Integral of sqrt(25-4x^2) trig substitution integral.

In this classic trig substitution problem, we find the indefinite integral of sqrt(25-4x^2). We plan to exploit the trig identity cos^2(theta)=1-sin^2(theta) because the inside of the square root has the form "constant-variable^2".

We cleverly pick the substitution x=5/2sin(theta), which will cancel the factor of 4 and leave us with a 25 to factor out of the square root. We also have to transform the differential dx=5/2cos(theta)d(theta), and the integral reduces to the integral of cosine squared.

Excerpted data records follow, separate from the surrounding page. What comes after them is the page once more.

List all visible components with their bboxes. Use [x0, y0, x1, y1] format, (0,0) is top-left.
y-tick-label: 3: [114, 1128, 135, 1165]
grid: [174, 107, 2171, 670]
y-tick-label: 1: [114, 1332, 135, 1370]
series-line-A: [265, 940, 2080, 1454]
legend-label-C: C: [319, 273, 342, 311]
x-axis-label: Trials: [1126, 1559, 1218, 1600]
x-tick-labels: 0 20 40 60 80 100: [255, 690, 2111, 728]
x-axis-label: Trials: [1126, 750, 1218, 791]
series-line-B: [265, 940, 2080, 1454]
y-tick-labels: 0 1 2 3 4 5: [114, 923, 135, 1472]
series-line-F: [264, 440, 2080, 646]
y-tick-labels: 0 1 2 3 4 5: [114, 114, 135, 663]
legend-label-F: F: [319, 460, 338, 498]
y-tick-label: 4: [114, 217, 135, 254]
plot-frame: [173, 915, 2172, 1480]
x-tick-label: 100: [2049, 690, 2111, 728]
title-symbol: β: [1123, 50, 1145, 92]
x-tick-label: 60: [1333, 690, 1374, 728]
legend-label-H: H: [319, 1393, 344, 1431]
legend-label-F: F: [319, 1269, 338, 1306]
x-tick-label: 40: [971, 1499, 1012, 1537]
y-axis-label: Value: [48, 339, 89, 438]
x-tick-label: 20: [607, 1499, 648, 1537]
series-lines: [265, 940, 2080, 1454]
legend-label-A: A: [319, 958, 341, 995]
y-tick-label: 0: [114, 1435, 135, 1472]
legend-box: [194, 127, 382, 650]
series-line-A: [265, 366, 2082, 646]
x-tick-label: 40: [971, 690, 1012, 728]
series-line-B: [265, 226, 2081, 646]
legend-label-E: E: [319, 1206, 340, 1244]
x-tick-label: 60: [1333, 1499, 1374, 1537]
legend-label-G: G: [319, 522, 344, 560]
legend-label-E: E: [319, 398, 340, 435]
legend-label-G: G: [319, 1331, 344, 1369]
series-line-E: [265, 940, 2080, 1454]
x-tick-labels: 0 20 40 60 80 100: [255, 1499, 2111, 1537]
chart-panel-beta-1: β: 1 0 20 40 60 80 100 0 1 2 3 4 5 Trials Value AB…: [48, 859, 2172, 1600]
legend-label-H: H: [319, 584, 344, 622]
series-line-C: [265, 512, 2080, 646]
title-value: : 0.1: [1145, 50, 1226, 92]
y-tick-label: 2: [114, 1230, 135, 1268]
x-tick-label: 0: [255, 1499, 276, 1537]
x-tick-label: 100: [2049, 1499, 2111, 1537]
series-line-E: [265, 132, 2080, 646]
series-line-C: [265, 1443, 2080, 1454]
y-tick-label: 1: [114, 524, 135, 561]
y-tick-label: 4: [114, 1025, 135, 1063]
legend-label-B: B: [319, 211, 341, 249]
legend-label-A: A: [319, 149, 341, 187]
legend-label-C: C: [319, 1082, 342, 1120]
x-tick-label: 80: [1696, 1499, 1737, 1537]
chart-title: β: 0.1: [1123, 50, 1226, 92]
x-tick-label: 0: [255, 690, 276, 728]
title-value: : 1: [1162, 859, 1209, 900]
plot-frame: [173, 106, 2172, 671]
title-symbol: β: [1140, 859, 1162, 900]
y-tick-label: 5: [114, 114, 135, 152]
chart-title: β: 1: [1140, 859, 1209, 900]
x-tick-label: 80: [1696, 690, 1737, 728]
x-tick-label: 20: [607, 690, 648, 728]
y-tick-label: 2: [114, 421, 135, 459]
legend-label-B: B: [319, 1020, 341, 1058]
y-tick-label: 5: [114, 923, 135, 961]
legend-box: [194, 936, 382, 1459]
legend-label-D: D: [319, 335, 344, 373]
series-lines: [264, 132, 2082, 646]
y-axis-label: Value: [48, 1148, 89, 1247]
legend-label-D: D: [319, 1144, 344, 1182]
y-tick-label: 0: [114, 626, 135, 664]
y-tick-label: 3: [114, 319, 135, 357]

We handle the trigonometric integral cos^2(x) by applying the power reducing identity cos^2(x)=1/2*(1+cos(2x)) and complete the integral by guessing the antiderivative of each term. But we aren't done yet!

We still have to transform the antiderivative in terms of x, so we go back to the original trig substitution and solve for theta. Subbing in theta = arcsin(2x/5), we are able to express the answer in terms of x, but there's a lingering problem: we have the cosine of twice the inverse sine of 2x/5!

To make progress, we use the identity sin(2theta)=2sin(theta)cos(theta). Now the last remaining problem is to evaluate cos(arcsin(2x/5)), which we do using a geometric construction (we find a trig function of an inverse trig function by using a right triangle).

We clean up a few constants, and we're done with the trig substitution integral!